I assured her that as soon as the hospital called to release her precious on into our care that we would dispatch our care center and her son would be in our care within the hour of that call. She let out another sigh. I asked her if she had any further questions or is there anything that I may be of service to her prior to the appointment in the morning. She told me there wasn't and I again felt led to assure her that we would carry her through this difficult time of loss. She thanked me again and we ended the call.

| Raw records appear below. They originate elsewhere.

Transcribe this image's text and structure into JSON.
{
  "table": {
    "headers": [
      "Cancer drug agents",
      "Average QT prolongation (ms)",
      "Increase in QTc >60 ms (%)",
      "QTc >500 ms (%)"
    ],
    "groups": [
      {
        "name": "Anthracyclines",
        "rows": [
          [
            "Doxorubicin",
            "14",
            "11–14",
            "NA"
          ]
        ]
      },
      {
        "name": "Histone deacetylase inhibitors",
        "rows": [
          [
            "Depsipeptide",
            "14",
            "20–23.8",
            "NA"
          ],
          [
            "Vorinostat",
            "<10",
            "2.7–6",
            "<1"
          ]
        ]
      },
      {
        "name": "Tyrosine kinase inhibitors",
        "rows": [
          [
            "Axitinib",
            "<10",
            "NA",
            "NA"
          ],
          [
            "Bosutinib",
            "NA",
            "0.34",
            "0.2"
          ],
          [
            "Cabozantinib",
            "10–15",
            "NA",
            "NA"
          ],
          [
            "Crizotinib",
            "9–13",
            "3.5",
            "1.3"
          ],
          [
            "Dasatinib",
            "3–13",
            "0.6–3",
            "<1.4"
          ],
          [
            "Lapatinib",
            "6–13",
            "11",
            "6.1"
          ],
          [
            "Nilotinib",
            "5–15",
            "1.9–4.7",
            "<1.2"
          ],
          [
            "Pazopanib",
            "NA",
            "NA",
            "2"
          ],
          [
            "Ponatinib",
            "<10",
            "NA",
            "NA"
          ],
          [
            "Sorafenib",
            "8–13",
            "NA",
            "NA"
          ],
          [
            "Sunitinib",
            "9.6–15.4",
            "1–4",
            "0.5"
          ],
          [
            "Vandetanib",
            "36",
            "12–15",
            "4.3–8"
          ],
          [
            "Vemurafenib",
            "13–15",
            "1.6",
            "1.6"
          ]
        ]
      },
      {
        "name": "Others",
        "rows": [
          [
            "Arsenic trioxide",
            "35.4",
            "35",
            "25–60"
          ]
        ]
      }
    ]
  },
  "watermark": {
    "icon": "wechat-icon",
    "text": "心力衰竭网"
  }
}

Within thirty minutes, the charge nurse called from Children Hospital and expressed the he was ready to be taken into our care. I gathered some medical information from her and thanked the nurse for all the love and care that she and all nurses provide sacrificially to families everyday. I expressed my heart felt condolences once again for the loss of her young patient. She thanked me as her voice cracked and she said, "You know, we never hear that much. It is so hard when a child dies, you know?" I said, "Yes, it is. Let me make you this promise that as you pass that baton of care onto me, I promise we will take great care of him for you now. I will keep you in my thoughts and prayers. Thank you again for all the love you share with so many."

We ended the call and I contacted our care center to report that we needed to head out to receive this boy into our care. I sat there and recalled all of my daughters and each grandchild being four years old. My heart sank. I regained my mind and felt led to call his mother to let her know that the nurse had just called and we were on the way to receive him.

When she answered the phone, I shared with her the news and that he would be in our care as promised within the hour. That once grounded voice shattered and she screamed out in that agonizing voice and said, "Please ... Be gentle with him. Be so very gentle with him."

I fought back my own tears (well ... I tried to) and with tears streaming down my face I promise her we would and that he will be in the best of care. She asked with a shaken and trembling voice, "When the time comes to dress him, may I come and do that?" I told her that she most certainly could. She wept ... I sat quietly weeping on the other end of the call with her.

She got composed after a few moments and shared that he was a heart patient. She told me how brave he has been throughout his life and how precious he is to her. She shared that her grandmother had also had heart failure and that she was going to lay him to rest right beside her. She said, "You know, it's like we will have all our broken hearts in one place that way."

At this point I am about to explode with the bottled emotions I am trying my best to retain. I told her I would be praying for her and her family and we would see them in the morning. I reminded her take do her best to take care of herself and allow the love of those who love and care for her to carry her until she was ready to stand on her own.

We ended the call. I had to make myself unavailable for about ten minutes and went to the restroom to briefly recompose myself. I returned to my desk and prepared myself for the next caller.

I drove home from work and I prayed ... no ... it was more like I cried out to God and said, "Don't you understand??? It's people like her that need the services I am trying to provide. Please God, take care of her heart as it tries to heal and her family. He has a ten year old sister too." Tears still flowing throughout the entire prayer.

It is so hard sometimes ... I most likely will never know years from now how this family is doing. Did this tear their marriage apart or did it bring them together? Were they able to say goodbye to their pain? Did they have those regrets? Will they try to replace the loss or turn to substances to try to numb the pain they will carry?

I know I can't save them all ... but my heart would like to.

If you are still reading this, Please ... Be Gentle. Be gentle with your heart. It's breaking. Your heart will need to be tended to. Grief is the ultimate expression of love that now has nowhere to go. Seek help if you need it. Know that here are people like me, who are well trained and able to help you through all those raw emotions and educate you about your grief journey.

So please ... be gentle with your heart.